Freekeh is an ancient grain, and has been enjoyed for centuries in countries such as Syria, Lebanon, Jordan and Egypt. Freekeh (pronounced "free-kah") is gaining popularity in American kitchens, and it too has noted health benefits. It has four times the fiber of brown rice, which helps keep blood sugar low, and it has powerful vision protectors, compared to other grains. It's also known to help increase healthy bacteria in the digestive tract. It compares well to other healthy grains such as quinoa and farro.
Freekeh is made from young wheat, typically durum, that is harvested while still green. It's put through a roasting and rubbing process during production. It has a smoky, nutty flavor and a firm, chewy texture similar to bulgur. This is the way it's produced.
If that doesn't scare you away, you'll find Freekeh to be versatile and easy to work with in the kitchen. It cooks in 20 minutes and can easily be substituted for rice. It can be eaten as a cereal, in the form of puddings, in soups, casseroles or even enjoyed as a pilaf/side dish. 
Here's some more background, and a cooking demo.

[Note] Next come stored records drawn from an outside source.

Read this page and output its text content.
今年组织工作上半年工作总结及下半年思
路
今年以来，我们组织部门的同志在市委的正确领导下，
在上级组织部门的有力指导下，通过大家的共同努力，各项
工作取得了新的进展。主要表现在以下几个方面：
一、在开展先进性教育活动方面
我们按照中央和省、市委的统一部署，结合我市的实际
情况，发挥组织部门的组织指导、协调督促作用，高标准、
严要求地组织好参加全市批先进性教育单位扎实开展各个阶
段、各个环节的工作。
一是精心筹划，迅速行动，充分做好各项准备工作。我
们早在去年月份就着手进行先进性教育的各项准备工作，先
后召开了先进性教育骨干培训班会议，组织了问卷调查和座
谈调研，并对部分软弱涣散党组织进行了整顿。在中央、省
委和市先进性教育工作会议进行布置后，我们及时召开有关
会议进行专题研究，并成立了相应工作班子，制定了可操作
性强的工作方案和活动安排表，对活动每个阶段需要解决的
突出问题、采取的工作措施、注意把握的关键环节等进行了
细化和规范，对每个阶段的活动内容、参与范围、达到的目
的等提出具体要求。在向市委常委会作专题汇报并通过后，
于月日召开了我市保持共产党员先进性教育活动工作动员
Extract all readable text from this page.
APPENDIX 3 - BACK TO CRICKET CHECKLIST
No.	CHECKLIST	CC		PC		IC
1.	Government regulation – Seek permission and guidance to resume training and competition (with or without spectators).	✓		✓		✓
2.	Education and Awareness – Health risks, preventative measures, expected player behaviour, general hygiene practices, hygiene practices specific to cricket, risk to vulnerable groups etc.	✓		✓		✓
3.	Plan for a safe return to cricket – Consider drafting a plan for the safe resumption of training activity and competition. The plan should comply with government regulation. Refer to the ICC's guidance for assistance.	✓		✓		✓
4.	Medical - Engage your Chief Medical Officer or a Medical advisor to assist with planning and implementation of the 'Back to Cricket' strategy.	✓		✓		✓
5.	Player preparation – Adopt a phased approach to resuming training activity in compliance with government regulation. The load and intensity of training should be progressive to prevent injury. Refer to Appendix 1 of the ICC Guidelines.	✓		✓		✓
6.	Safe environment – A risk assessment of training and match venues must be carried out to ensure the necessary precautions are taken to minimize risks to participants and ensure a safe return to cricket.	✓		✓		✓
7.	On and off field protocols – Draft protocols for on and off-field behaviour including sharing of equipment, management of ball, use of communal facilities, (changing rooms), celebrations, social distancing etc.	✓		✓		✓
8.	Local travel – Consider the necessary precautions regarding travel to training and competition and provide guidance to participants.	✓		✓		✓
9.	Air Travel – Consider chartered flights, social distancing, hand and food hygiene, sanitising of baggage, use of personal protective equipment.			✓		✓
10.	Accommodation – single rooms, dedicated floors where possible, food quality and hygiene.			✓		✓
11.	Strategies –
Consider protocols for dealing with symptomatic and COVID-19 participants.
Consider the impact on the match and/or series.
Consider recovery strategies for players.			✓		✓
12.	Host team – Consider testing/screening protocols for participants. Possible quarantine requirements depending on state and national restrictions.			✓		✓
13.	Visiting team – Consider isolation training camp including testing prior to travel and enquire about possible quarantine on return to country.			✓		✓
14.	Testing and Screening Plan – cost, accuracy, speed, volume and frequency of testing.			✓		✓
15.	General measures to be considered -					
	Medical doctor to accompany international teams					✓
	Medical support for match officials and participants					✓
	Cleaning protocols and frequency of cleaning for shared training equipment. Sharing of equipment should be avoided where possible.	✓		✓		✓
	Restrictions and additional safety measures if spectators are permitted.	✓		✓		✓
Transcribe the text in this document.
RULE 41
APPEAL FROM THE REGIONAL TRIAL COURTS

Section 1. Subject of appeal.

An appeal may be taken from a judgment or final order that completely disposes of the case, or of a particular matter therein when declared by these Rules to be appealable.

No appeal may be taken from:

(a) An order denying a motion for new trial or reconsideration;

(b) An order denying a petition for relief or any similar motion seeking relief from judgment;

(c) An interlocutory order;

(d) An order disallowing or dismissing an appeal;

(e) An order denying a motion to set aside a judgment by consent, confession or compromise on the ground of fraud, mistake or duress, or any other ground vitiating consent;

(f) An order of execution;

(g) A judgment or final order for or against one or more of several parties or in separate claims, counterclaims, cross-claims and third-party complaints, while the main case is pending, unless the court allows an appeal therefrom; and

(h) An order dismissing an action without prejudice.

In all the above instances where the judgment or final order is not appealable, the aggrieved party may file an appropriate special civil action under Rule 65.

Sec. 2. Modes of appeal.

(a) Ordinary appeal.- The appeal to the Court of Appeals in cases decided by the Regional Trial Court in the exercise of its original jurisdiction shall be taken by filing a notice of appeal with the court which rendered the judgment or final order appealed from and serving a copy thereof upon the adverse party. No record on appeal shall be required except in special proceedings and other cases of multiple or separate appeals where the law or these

This isn't a Middle Eastern dish, but it does incorporate Freekeh into a healthy recipe.
Kale and Freekeh Soup
1 cup wholegrain freekeh, cooked until tender
1 Tablespoon extra-virgin olive oil
1 yellow onion, finely chopped
2-3 garlic cloves, finely chopped
3 carrots, chopped
1 bunch kale, chopped and deveined
2 quarts of vegetable stock
salt and pepper to taste
- Heat oil in a large pot, add onion, garlic and carrots and cook for a few minutes.
- Add kale and vegetable stock (start with 2 litres, add more if necessary) and bring to a boil.
- Simmer for about 20 minutes or until the vegetables are tender.
- Finally, add cooked freekeh to the soup and season with salt and pepper.